Iedereen voelt zich wel eens somber. Maar als je al een lange tijd ernstig somber of neerslachtig bent, is er wellicht sprake van een stemmingsstoornis.

Wat is een stemmingsstoornis?

Stemmingsstoornissen is een verzamelnaam voor psychische aandoeningen waarbij je gemoedstoestand of emoties ernstig verstoord zijn of niet passen bij de situatie waarin je verkeert. Depressie en dysthymie zijn de meest voorkomende stemmingsstoornissen. Deze stemmingsstoornissen zijn nauw verwant en soms moeilijk te onderscheiden van elkaar. Hun belangrijkste symptomen zijn een aanhoudende neerslachtige stemming en een verlies van interesse in bijna alle dagelijkse activiteiten. Daarnaast bestaan er andere stemmingsstoornissen zoals de bipolaire stoornis, ook wel manisch-depressieve stoornis genoemd. 

 

Manisch-depressieve stoornis

De ene dag somber, teruggetrokken en futloos, maar een dag later opeens enorm vrolijk, bruisend van energie en vol ideeën. Dat is wat een manisch-depressieve stoornis typeert. De wisselende stemmingen zijn verwarrend en veroorzaken vaak allerlei problemen. Dat geldt voor wie het heeft én voor zijn of haar omgeving.

Tegenovergestelde stemmingen

Omdat er sprake is van twee ‘tegenovergestelde’ stemmingen, spreken deskundigen ook wel van een bipolaire stoornis. Tijdens de depressieve periode ben je meestal somber en niet vooruit te branden. Je trekt je het liefst terug.

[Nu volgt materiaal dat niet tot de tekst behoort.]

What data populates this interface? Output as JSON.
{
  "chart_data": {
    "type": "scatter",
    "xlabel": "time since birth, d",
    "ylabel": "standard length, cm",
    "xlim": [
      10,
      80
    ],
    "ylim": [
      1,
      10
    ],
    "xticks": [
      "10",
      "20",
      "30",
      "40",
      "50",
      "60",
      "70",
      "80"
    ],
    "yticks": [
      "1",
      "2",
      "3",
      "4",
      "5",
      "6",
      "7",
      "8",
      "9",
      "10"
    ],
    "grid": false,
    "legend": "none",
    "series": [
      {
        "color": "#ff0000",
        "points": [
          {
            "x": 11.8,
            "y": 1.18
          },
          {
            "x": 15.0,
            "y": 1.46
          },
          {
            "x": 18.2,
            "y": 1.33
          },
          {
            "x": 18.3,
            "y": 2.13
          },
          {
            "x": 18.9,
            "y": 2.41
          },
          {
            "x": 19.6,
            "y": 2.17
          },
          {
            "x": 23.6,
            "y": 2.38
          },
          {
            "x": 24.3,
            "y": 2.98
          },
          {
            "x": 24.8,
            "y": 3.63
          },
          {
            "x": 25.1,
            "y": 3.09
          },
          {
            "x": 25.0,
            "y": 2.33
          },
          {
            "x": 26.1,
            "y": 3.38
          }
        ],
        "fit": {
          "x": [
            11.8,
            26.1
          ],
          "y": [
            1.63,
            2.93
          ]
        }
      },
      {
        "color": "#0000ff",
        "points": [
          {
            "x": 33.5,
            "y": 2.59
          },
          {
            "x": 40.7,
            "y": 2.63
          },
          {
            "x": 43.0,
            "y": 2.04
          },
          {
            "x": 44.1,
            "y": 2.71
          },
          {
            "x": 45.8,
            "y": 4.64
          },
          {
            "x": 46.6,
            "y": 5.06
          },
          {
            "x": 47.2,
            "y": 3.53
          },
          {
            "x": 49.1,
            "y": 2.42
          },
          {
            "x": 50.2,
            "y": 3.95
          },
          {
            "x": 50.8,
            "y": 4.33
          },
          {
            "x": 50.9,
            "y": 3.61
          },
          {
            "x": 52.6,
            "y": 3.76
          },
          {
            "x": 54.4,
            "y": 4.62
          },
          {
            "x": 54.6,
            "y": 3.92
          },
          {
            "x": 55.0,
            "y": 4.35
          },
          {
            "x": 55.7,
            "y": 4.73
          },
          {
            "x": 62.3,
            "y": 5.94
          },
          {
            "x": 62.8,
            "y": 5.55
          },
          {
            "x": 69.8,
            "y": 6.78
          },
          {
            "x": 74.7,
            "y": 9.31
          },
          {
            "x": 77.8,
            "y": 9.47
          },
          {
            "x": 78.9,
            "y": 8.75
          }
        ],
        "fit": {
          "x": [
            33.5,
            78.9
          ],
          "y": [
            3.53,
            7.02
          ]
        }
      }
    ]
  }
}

Hoe anders is dat als de stemming omslaat en de manische periode begint. Je voelt je extreem energiek, je kunt de hele wereld aan en het lijkt alsof je brein gemakkelijker en sneller werkt dan anders. Het feit dat je de depressieve periode achter je laat, kan dit gevoel nog een extra boost geven. Tegelijk ben je ongeduldiger, impulsiever en prikkelbaarder dan anders.

Impulsieve beslissingen

De combinatie van al deze impulsen tijdens de manische fase leidt vaak tot problemen. Soms nemen mensen opeens ontslag, kopen of verkopen een huis of nemen andere ingrijpende beslissingen, zonder goed over de gevolgen na te denken. In deze fase laten ze zich doorgaans niet of nauwelijks bijsturen door mensen in hun omgeving.

Hypomanie en andere varianten

Bij een lichte vorm van manie spreken we van hypomanie. De problemen die zich tijdens de manische fase voordoen, zijn meestal minder groot. Hoe de stoornis zich precies uit, verschilt per persoon. De een heeft meer last van depressie en de ander meer van manische fases. Deze perioden wisselen zich af met perioden waarin de stemming normaal is. Ook wanneer er alleen sprake is van manische of hypomane periodes, zonder depressies, noemen we dit een manisch-depressieve stoornis.

Gevolgen

De extreem wisselende stemmingen veroorzaken vaak problemen bij het functioneren, bijvoorbeeld thuis en op het werk. Iemand met manie wordt vaak niet begrepen door anderen. Die zien plotseling heel ander gedrag en kunnen dat niet goed plaatsen. Ook kunnen de impulsieve beslissingen tot onbegrip en ruzie leiden. Bijvoorbeeld wanneer er ondoordachte financiële beslissingen zijn genomen. Nog een ander voorbeeld van manisch gedrag is druk praten, op zo’n manier dat het lijkt alsof het niet meer stopt.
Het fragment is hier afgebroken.